The Accidental Soldier Read online

Page 2


  This impression of stasis, he suspects, is influenced by a photograph he carries in his wallet. Uncle Lew Broughton took it in 1903, a year before Sammy’s death. There’s a pretence of spontaneity, as if Harry and his mother are looking up suddenly at an unexpected visitor, but in reality Lew posed it carefully. While the printing process gives the light that coppery look of a dust storm, it’s nonetheless intense. Shadows are compact and dark. And the clarity is extraordinary. You can see the opal brooch on Ma’s blouse and the rose petals strewn under the bushes. And there is Harry in his sleeveless baker’s shirt, tall to the brink of ungainliness, solidly built but narrow-shouldered (like a bottle of hock, according to Lew). The exposed skin of his upper arms is pale as dough. Looking impossibly young, he bows over a rosebush. In one hand he has a harvest of flowers, in the other a knife. He likes the man in this picture. Perhaps the instinct for evasion, for wriggling and shifting, is there, but undeveloped. He has an ironic charm and self-confidence. He is a man in his element.

  Beside him at the table, Natty Mills tells the story of his sister’s wedding. He sparkles with pride when he speaks of all the good things laid out on trestles. The cake was iced with marzipan. Would they have tasted marzipan? For Mills the word is as marvellous as the flavour. Bunter is surprisingly tactful. He doesn’t belittle the glories of marzipan. He says it’s a French invention, and a French word, and embarks on an etymological exposition to demonstrate his mastery of the language.

  Harry sips his beer. He is conscious of how small things can revitalise a person. Mills has his marzipan. Harry is thinking roses. Somehow Sylvie’s little card has effected a shaky rejuvenation. He keeps it by his stretcher bed. The flower is a blotchy stain against the stippled surface, the last image he sees at night, the first in the morning – a charm, a memento of the impossible stasis of his dreams. It won’t last. It can’t last. But it’s better to have something.

  Having inherited his father’s sticky and obsessive mind, he knows as much as there is to know about Mademoiselle Elise. She dates from the mid-60s. She was named for the breeder’s infant daughter. But what sets him humming with intention is a phrase from an old catalogue – ‘the famed Cordier establishment at Montigny, convenient to Rouen’.

  He sips his beer and plans an expedition.

  When the opportunity comes – six hours’ leave on a witheringly cold Sunday – he finds he must put up with Bunter. It can’t be helped. It would be an unsociable act, beyond the pale, to go off without him.

  They ride in a tram, the mist freezing into blisters on the window.

  Of course Bunter doesn’t know it’s an expedition. He has his own ideas. There are time-honoured ways for a soldier to spend his precious leave, and Bunter is both an opinionated virgin and a traditionalist. He’s for a stroll about the city, a good feed, a bottle of plonk, a woman. Not that he’s the carousing sort, swearing that in his native Footscray he’s a model of sobriety, a straight-laced solicitor’s clerk. But they’re not in Footscray, and after weeks of being confined to camp he thinks he’s owed a soldier’s pleasures.

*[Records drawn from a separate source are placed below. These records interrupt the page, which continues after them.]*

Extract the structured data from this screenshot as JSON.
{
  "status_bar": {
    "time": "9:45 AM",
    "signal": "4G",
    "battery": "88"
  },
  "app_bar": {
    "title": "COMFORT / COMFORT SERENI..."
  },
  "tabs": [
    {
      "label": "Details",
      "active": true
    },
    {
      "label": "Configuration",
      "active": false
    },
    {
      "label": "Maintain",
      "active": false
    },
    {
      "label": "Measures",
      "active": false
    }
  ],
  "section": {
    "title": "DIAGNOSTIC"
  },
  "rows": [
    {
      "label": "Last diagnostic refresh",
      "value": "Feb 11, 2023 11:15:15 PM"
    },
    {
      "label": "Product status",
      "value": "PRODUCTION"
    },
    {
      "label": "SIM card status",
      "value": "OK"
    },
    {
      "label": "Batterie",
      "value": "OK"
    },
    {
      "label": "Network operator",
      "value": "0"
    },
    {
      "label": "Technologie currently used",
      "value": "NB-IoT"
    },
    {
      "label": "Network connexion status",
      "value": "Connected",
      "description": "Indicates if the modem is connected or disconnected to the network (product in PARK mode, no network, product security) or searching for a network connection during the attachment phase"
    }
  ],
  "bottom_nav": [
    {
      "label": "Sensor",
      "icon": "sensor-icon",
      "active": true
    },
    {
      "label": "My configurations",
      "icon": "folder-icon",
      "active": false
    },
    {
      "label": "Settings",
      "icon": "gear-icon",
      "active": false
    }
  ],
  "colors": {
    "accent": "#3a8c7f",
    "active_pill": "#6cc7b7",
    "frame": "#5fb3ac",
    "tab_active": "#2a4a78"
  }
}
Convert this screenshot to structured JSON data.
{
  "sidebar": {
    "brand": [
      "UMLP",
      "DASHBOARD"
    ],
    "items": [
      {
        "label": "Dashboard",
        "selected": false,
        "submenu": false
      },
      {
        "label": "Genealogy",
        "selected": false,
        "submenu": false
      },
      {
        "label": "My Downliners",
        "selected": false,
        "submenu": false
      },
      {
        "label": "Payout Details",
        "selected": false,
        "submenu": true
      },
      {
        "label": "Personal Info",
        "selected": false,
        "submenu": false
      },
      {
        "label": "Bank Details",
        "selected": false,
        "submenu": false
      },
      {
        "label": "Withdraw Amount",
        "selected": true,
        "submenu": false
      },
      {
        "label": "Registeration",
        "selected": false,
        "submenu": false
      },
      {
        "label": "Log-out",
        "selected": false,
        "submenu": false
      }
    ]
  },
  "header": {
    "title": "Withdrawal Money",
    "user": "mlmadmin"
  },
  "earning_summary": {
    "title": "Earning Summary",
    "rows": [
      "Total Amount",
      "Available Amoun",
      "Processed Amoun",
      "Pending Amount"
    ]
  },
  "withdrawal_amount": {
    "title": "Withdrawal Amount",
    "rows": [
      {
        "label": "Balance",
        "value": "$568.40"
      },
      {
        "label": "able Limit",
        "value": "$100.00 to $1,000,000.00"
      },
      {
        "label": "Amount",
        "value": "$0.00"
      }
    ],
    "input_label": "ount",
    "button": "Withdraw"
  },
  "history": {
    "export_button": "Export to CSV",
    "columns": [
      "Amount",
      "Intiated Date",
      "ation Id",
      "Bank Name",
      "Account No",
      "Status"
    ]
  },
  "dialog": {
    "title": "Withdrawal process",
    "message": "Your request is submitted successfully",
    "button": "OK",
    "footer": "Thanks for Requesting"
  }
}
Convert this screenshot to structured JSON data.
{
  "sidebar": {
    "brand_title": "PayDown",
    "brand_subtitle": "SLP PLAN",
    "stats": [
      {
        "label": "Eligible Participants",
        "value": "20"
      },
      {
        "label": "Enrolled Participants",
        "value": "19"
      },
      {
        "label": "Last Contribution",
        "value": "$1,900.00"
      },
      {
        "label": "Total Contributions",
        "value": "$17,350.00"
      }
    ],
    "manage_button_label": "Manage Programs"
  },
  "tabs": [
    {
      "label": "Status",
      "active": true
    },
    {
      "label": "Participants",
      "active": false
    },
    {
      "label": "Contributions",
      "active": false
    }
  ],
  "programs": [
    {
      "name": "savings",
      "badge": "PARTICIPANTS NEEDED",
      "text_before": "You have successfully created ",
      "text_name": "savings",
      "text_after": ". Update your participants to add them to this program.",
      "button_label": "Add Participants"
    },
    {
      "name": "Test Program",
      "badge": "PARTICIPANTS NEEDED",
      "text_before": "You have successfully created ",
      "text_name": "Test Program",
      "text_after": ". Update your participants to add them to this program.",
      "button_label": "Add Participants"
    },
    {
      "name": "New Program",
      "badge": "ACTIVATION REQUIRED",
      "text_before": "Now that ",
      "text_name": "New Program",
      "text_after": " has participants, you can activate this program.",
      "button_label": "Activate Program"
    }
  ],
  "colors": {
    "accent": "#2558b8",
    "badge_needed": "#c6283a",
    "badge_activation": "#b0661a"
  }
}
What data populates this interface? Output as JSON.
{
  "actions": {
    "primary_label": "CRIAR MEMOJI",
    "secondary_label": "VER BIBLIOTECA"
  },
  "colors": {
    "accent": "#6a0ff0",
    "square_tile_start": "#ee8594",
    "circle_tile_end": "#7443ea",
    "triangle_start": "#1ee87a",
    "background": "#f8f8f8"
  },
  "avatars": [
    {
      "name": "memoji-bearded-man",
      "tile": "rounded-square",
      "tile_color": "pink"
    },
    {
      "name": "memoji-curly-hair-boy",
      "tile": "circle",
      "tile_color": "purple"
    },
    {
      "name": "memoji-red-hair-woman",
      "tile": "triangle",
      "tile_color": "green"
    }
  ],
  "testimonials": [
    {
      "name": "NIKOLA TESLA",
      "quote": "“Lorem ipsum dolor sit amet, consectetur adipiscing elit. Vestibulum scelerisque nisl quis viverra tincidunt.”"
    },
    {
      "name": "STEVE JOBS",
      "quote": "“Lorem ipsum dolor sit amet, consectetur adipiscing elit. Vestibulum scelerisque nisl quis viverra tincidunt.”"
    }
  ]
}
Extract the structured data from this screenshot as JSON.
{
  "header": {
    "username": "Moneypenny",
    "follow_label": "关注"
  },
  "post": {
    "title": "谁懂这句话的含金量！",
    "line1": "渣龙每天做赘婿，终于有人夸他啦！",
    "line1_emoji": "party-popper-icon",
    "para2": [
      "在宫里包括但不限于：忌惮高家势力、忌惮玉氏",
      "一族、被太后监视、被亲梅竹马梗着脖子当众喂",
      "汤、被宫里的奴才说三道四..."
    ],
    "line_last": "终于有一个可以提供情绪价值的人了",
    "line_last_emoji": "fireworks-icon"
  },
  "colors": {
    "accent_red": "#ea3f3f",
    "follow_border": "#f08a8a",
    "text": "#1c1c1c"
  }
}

  ‘I don’t fancy your chances,’ says Harry.

  ‘Got to know where to look,’ Bunter boasts.

  ‘It’s Sunday for Christ’s sake!’

  ‘Sunday or no Sunday.’

  Harry doesn’t believe him. He looks out at the leaden sky. Even Bunter has to concede that the day is bleak. For a minute his enthusiasm seems to fizzle. Then all at once he initiates a conversation with the woman opposite. She smiles tolerantly, though Harry suspects she finds his French incomprehensible. Bunter’s voice is louder than the rattle and clank of the tram. Other passengers avert their eyes. Harry feels implicated, damned by association, especially when the woman takes refuge behind a little pamphlet.

  ‘They love it,’ Bunter murmurs in his ear. He subscribes to the theory that French women are everything that Australian women aren’t – informal, unshockable, greedy for sex with strangers. It’s a common enough theory in camp, but Bunter is undeniably a cockhead. Harry has been thinking in such terms for months and is no longer surprised. Good blokes and cockheads. Then there are mugs. He suspects he might be a mug. Who else would share his leave with Bunter?

  He would prefer to be indifferent to what other men think of him. As far as he can make out he’s regarded as an accepting sort, docile and easily put upon. From the beginning he was old Harry, vaguely comic for being forty-two years of age and a peculiar specimen. He plays cards for matches but not for money – ‘Like a Methodist,’ they quip. He gives out his razor and brush, and sometimes a few shillings, and passes around the back issues of Harper’s Magazine that Lew sends from home. Whether because of his age or his height, or his expertise as a baker, or because he seems to be above the usual fray of bickering, he attracts lonely and uncertain men. It seems he reassures them. He can’t imagine a more fraudulent father-figure, though he recognises that people in need are slaves to a fixed idea. On the other hand, there is something sustaining in their conception of him. It dispels the misery of snow. It buffers him from the ugly habit of introspection.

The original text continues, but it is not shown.